Many critics of Christian belief in any sense of special or intentional creation often object that if man is God’s creation, and supposed to be the crown of his creation, as representing the perfect creature, then God is not an intelligent Demiurge (Architect). People will complain that the human body has many defects ‘by design’ which could surely have been avoided by a more careful creator. In other words, the human body has not been given an apt disposition, and the conclusion is either that it was not created by God, or at least that God was indifferent to the disposition of the body. Such points are thought to be stellar arguments in the eyes of those who employ them. I would like to offer here Aquinas’ response to such arguments, as it may be the most succinct and sharp treatment of the issue. I invite everyone to read the entire Third Article, but I will only post Aquinas’ position outlined before his rebuttals.
I answer that, All natural things were produced by the Divine art, and so may be called God’s works of art. Now every artist intends to give to his work the best disposition; not absolutely the best, but the best as regards the proposed end; and even if this entails some defect, the artist cares not: thus, for instance, when man makes himself a saw for the purpose of cutting, he makes it of iron, which is suitable for the object in view; and he does not prefer to make it of glass, though this be a more beautiful material, because this very beauty would be an obstacle to the end he has in view. Therefore God gave to each naturalbeing the best disposition; not absolutely so, but in the view of its proper end. This is what the Philosopher says (Phys. ii, 7): “And because it is better so, not absolutely, but for each one’s substance.”
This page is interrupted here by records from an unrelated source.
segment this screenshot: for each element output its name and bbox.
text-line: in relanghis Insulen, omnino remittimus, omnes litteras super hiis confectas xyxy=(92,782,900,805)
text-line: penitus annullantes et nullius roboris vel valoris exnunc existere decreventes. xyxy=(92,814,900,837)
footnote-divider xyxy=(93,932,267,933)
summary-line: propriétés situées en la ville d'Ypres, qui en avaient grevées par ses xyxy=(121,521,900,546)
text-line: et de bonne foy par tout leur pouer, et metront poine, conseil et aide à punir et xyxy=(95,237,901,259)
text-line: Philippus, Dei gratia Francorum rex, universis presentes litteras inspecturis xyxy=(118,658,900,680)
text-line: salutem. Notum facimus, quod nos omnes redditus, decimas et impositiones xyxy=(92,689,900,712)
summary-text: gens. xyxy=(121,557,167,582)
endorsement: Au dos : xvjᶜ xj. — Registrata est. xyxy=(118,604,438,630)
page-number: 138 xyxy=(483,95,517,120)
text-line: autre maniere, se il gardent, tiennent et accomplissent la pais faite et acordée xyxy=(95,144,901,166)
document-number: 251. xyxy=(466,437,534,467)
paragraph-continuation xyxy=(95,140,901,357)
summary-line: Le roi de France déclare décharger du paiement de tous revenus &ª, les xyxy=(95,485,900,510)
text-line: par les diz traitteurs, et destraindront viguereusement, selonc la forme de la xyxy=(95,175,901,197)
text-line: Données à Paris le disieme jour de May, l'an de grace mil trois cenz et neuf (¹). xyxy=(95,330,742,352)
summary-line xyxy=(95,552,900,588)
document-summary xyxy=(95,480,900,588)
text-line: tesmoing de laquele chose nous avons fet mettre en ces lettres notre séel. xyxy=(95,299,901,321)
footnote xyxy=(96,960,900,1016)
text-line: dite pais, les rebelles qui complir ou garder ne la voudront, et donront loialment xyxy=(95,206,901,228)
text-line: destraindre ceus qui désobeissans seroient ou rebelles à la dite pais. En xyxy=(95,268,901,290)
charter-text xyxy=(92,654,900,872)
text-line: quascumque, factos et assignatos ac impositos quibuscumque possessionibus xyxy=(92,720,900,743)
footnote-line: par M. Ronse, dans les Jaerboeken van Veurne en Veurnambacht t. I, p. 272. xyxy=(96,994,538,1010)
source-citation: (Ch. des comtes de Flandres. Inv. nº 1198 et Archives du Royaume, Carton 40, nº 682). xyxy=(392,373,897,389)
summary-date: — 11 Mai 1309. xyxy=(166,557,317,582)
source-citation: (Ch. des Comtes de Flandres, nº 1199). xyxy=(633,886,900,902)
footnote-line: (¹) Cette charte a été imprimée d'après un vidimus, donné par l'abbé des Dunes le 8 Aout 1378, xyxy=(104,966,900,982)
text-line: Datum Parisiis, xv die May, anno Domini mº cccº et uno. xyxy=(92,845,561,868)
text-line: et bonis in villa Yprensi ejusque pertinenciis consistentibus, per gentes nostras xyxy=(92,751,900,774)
Now the proximate end of the human body is the rational soul and its operations; since matter is for the sake of the form, and instruments are for the action of the agent. I say, therefore, that God fashioned the human body in that disposition which was best, as most suited to such a form and to such operations. If defect exists in the disposition of the human body, it is well to observe that such defect arises as a necessary result of the matter, from the conditions required in the body, in order to make it suitably proportioned to the soul and its operations.
~St. Thomas Aquinas, Summa Theologica, Prima Pars, Question 91, Article 3
Therefore, an apologetic along these lines would look to the end of the human body as orienting man towards God, and this might clearly be done more perfectly if the body has defects than if it gives the subject whose body it is the impression of being self-sufficient. For, as the Scriptures say;
This is what the LORD says:
Cursed is the one who trusts in man, who depends on flesh for his strength and whose heart turns away from the LORD.
Thus it is in recognition of one’s frailty and inadequacy that one may search for that which is truly adequate and strong, which is simply God.
Alternatively perhaps something could be said, as is argued in that section of the Summa, about the appropriateness of the body being not itself an ‘ex nihilo’ creation, but being formed from that which already was part of creation. This may make it appropriate, even if not inevitable, that man has some of the peculiar defects man has insofar as the disposition of the body is concerned.